Plusieurs témoins ont apporté des éclaircissements sur France Inter en octobre 2008.

  • Guy Peynet, qui était patron du bar Le Terminus porte de Clignancourt en 1979, n’a jamais été entendu par procès-verbal, mais a joint une lettre au dossier. Il affirme que les policiers n’ont pas effectué de sommations avant de tirer sur Mesrine. Tout ce qu’il a entendu est une rafale de coups de feu, suivie du cri : « Bouge pas ! T’es fait ! ».
  • Geneviève Adrey, étudiante en musicologie et située à quelques mètres de la voiture, a déclaré avoir entendu des rafales de mitraillette ou des coups de feu très rapprochés, mais en aucun cas des sommations.

Cependant, il est important de noter que les sommations constituaient un acte militaire applicable aux gendarmes, mais non aux policiers à l’époque. La légitime défense n’est en aucun cas soumise à l’obligation d’effectuer des sommations.

Une cassette audio a été retrouvée ultérieurement par les enquêteurs, où Mesrine s’adressait à Sylvia Jeanjacquot : « Si tu écoutes cette cassette, c’est que je suis dans une cellule dont on ne s’évade pas ».
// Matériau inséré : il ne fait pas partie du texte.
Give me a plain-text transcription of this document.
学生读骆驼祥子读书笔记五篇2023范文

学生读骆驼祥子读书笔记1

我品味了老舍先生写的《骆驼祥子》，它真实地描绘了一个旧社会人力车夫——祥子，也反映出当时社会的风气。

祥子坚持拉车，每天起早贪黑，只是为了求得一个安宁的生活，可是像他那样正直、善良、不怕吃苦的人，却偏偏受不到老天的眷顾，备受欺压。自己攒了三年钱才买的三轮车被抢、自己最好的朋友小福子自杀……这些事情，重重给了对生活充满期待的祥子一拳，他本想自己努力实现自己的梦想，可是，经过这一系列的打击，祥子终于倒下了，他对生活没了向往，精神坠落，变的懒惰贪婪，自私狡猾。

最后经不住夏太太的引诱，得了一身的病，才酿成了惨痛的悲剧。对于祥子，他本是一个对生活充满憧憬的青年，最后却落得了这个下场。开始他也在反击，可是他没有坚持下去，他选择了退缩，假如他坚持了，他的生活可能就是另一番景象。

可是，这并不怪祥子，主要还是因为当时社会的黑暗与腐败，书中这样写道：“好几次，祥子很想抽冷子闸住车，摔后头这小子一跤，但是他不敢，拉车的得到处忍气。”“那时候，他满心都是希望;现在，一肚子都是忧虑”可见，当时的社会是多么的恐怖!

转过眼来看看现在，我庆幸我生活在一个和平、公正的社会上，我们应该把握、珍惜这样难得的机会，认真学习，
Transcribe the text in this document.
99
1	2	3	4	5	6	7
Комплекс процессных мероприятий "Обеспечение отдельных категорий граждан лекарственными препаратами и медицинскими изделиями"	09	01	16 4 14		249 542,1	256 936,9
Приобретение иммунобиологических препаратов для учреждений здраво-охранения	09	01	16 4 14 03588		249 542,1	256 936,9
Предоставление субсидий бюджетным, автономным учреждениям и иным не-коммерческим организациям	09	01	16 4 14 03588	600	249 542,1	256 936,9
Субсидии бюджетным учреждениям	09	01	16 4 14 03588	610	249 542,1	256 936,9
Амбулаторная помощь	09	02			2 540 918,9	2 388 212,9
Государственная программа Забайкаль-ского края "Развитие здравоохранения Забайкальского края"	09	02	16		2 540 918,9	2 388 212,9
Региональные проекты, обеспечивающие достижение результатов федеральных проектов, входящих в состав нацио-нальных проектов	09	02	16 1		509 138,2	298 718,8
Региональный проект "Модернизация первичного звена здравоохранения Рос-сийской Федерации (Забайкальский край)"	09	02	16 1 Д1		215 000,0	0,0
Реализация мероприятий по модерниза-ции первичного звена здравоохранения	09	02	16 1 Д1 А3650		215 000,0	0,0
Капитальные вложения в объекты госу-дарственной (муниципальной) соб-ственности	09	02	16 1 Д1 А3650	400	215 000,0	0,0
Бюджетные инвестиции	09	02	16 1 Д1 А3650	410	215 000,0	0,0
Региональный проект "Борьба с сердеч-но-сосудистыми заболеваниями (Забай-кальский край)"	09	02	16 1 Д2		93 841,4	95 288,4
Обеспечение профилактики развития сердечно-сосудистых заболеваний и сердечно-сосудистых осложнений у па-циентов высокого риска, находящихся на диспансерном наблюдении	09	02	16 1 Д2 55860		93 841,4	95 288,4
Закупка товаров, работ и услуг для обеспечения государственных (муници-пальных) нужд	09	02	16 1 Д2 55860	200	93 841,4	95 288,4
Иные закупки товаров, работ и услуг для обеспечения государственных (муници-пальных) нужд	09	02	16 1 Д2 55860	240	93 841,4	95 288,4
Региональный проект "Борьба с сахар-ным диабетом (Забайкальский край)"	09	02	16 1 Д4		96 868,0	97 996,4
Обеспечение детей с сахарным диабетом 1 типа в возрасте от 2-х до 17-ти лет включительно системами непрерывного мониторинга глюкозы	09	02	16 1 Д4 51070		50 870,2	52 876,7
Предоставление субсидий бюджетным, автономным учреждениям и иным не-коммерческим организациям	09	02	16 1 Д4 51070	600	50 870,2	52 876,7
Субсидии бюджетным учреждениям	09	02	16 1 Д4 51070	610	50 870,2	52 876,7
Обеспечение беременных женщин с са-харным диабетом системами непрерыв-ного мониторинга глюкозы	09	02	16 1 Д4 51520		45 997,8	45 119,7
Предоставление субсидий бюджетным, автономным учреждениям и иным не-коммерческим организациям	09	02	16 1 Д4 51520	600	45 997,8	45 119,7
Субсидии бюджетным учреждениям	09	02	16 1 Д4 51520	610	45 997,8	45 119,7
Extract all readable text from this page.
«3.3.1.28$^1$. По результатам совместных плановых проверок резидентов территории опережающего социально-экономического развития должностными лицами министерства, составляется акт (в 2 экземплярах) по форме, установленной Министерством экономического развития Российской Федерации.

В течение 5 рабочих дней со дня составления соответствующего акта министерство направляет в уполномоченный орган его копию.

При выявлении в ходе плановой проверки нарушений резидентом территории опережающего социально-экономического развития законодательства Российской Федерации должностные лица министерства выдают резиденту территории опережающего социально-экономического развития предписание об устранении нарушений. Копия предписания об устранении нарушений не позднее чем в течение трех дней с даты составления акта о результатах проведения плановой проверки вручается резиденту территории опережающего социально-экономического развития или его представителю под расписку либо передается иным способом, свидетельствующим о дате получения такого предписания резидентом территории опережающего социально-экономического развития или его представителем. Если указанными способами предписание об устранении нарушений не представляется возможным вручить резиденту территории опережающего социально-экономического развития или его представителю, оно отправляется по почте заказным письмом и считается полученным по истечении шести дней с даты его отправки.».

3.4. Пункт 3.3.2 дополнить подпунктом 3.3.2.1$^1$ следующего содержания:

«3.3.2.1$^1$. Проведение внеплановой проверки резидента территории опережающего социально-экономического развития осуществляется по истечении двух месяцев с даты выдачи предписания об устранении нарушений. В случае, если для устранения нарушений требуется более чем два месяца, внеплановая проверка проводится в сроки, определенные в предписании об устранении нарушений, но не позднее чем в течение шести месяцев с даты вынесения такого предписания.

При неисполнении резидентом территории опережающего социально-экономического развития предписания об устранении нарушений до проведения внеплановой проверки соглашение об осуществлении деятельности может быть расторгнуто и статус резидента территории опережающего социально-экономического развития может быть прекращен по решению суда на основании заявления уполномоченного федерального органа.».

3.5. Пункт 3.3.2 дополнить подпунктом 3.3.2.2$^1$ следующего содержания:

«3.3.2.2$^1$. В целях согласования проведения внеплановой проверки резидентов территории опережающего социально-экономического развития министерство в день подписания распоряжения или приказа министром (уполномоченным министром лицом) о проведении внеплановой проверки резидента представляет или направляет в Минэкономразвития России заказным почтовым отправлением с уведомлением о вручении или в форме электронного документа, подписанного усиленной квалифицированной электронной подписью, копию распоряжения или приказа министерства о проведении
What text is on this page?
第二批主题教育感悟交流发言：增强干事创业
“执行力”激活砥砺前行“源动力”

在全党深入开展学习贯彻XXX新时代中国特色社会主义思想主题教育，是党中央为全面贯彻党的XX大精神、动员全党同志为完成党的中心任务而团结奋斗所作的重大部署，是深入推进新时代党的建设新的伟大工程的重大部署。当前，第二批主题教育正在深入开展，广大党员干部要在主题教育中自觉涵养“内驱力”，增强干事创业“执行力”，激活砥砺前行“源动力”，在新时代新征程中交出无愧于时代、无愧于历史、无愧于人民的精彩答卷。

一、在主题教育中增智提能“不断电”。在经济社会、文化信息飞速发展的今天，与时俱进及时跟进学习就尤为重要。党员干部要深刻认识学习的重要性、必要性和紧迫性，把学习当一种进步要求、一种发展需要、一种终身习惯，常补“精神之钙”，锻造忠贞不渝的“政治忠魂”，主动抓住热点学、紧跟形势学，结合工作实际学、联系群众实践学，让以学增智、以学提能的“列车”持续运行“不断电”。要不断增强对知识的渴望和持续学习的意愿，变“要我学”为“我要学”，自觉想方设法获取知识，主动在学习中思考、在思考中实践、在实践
L’instruction concernant sa mort a été rouverte en mars 2000. Elle a conduit à un non-lieu le 14 octobre 2004. Un nouveau non-lieu a été prononcé le 1er décembre 2005 par la chambre d’instruction de la cour d’appel de Paris. Le pourvoi en cassation de la famille Mesrine fut déclaré irrecevable par la Cour de cassation le 6 octobre 2006.

VI. L’Héritage de Jacques Mesrine ⚰️

Jacques Mesrine est enterré au cimetière nord de Clichy, sa ville natale.

Sa BMW 528i marron métallisée, immatriculée 83 CSG 75 (dont l’achat est raconté par Sylvia Jeanjacquot dans son livre), est restée sous scellés de justice pendant vingt-huit ans dans une fourrière à Bonneuil-sur-Marne. Elle a finalement été broyée dans une casse d’Athis-Mons le 14 mai 2007 .

La postérité de Mesrine est donc double : celle du grand criminel spectaculaire, maître de l’évasion, et celle du personnage littéraire et médiatique qu’il a lui-même contribué à créer par ses écrits, ses interviews menaçantes, et son combat contre le système carcéral des quartiers de haute sécurité.